Frankreich: Die PEMD-Diagnose - Produkte, Ausrüstung, Materialien, Abfälle - (10) hat die obligatorische Abfalldiagnose ersetzt und ist seit dem 1. Juli 2023 in Frankreich obligatorisch. Diese PEMD-Diagnose muss im Vorfeld eines Abrissprojekts erstellt werden, bei dem eine Bestandsaufnahme der Baumaterialien unter Berücksichtigung des Wiederverwendungspotenzials vorgenommen wird.

In der Westschweiz wurde von Materiuum eine wichtige Arbeit zur Harmonisierung der Daten geleistet. Diese Arbeit wird in den nächsten Wochen online gestellt und für dieses Projekt zur Verfügung gestellt.

(8) https://www.beuth.de/en/technical-rule/din-spec-91484/371235753

(9) https://www.youtube.com/watch?v=g84NVsku6mM&t=43s

(10) https://www.ecologie.gouv.fr/diagnostic-produits-equipements-materiaux-et-dechets-pemd

Was erhofft ihr euch vom Booster (z. B. Suche nach bestimmten Partnern, Unterstützung durch Experten usw.)?

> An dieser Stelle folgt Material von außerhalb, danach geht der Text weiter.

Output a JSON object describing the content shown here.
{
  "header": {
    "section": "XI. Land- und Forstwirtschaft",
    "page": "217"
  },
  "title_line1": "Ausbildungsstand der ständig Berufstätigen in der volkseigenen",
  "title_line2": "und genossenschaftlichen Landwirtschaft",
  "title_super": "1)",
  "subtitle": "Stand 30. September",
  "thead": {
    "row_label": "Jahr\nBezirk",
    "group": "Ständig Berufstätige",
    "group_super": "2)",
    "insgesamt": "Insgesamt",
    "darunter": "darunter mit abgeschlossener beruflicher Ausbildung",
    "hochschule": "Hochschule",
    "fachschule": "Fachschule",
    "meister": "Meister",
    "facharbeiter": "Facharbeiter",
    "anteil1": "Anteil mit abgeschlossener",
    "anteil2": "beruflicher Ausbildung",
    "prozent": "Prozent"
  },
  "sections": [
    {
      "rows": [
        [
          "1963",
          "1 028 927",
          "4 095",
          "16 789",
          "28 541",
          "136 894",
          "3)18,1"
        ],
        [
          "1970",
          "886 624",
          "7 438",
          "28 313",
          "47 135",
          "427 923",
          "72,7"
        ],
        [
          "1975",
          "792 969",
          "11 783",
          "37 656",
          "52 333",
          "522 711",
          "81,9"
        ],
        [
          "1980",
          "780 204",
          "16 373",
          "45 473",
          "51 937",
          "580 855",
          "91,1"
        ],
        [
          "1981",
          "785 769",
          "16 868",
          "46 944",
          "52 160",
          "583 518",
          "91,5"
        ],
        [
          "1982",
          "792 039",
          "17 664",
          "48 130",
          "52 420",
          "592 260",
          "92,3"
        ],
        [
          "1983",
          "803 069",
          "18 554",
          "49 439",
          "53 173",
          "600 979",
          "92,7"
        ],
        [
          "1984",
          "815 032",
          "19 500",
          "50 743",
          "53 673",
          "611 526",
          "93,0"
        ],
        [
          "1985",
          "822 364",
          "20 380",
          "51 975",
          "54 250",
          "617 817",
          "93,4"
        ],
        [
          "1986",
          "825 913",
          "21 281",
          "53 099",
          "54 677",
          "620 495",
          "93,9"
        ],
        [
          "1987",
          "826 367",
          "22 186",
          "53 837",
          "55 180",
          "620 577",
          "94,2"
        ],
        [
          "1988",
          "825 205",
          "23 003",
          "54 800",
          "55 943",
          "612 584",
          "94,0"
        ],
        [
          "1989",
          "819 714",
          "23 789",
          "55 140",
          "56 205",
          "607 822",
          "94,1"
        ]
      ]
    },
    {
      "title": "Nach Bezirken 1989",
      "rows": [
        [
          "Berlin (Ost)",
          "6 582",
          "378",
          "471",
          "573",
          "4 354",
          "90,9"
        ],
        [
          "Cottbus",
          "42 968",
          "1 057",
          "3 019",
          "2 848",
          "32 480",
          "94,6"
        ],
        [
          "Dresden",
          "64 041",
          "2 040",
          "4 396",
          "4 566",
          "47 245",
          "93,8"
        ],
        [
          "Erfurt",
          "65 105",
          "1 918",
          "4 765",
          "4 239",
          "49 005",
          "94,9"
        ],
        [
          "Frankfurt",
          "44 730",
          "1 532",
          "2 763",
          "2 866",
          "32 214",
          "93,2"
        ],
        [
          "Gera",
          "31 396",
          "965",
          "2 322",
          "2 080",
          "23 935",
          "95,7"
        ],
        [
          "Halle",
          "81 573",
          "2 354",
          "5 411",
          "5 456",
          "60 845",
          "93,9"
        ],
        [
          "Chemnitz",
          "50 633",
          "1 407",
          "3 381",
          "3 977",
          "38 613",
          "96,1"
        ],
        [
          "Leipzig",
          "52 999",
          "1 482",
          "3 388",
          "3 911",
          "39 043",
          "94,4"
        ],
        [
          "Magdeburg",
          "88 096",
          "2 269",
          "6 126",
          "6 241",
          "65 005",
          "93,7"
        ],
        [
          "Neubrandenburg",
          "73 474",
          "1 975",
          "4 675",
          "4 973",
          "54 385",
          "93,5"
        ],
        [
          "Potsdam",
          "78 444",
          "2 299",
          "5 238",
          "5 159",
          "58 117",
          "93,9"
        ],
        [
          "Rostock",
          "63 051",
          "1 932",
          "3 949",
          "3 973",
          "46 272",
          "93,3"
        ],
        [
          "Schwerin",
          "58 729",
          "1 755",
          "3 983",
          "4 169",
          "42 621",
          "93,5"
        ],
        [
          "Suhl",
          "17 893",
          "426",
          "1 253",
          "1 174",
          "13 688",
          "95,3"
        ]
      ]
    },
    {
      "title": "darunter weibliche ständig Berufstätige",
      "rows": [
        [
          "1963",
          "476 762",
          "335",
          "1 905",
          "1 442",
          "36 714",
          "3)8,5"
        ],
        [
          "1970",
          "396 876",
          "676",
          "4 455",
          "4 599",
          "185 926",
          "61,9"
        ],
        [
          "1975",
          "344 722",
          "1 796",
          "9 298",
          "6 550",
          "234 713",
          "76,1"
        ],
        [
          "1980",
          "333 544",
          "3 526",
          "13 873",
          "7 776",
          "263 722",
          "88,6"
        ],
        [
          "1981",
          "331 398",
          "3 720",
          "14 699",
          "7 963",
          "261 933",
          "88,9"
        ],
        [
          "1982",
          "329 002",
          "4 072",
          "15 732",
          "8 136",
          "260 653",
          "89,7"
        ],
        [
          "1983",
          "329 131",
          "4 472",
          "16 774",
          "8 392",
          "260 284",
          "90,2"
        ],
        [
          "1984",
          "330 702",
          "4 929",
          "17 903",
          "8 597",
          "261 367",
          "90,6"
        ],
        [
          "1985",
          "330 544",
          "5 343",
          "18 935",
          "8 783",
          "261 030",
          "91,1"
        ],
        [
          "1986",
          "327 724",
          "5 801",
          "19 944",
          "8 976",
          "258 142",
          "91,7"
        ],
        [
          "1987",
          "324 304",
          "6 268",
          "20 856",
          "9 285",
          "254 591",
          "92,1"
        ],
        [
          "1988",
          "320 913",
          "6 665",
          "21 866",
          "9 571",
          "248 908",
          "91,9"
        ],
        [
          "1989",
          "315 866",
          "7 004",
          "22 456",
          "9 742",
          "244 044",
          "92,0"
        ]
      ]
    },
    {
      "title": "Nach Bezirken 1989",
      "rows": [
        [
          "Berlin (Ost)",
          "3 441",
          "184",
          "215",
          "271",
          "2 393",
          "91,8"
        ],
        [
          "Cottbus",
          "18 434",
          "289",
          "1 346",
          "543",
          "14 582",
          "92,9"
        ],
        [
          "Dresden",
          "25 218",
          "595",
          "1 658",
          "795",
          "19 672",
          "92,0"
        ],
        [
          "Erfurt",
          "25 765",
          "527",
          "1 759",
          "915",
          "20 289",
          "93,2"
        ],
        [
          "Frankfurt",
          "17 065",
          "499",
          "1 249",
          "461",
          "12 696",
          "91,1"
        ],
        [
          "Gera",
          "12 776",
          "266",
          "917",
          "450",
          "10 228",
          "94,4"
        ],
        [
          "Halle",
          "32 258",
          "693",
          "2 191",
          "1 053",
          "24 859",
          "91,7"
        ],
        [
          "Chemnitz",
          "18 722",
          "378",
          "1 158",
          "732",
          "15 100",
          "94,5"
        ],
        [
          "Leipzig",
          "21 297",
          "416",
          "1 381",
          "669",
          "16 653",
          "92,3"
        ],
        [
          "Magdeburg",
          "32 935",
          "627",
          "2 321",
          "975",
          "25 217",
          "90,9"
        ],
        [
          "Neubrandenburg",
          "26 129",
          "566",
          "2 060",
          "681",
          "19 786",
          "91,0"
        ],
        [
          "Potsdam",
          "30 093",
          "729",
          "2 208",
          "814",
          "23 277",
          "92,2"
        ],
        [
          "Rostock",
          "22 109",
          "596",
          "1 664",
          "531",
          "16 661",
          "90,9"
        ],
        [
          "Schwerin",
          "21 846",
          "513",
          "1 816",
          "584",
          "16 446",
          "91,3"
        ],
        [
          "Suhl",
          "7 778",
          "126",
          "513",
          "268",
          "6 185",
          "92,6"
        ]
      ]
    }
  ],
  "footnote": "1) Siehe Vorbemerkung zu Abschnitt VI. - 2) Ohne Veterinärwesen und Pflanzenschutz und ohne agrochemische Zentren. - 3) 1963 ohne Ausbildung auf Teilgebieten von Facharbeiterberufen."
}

Wir erwarten, dass der Booster mit seinem Netzwerk innerhalb der Kreislaufbauindustrie in Kontakt gebracht wird, um Wissen und Erfahrungen auszutauschen. Wir hoffen auf ein günstiges Umfeld, in dem wir unser Projekt testen können und Feedback erhalten, das uns hilft, es zu verbessern. Die vom Booster gebotene Sichtbarkeit wird ebenfalls wichtig sein, um die Annahme unserer Initiative zu fördern und die Beteiligung wichtiger Interessengruppen anzuregen. Wir zählen darauf, dass der Booster uns die Werkzeuge, Ressourcen und Unterstützung bietet, die wir brauchen, um unser Projekt voranzutreiben und es in grossem Massstab umsetzbar zu machen.


Wie werdet ihr die Drittmittel (10% des gesamten Förderbetrags) beschaffen?


Die 10% werden von Zirkular oder der Stadt Zürich finanziert.

CirkLa, der Dachverband für Wiederverwendung in der Schweiz, schlägt die Akteure der Wiederverwendung zusammenzubringen vor, um eine standardisierte und digitale Methode zur Bestandsaufnahme von Gebäuden zu entwickeln. Durch die Erweiterung der verfügbaren Materialströme wird diese Initiative die Integration von wiederverwendeten Materialien in eine Vielzahl von Projekten in der ganzen Schweiz fördern.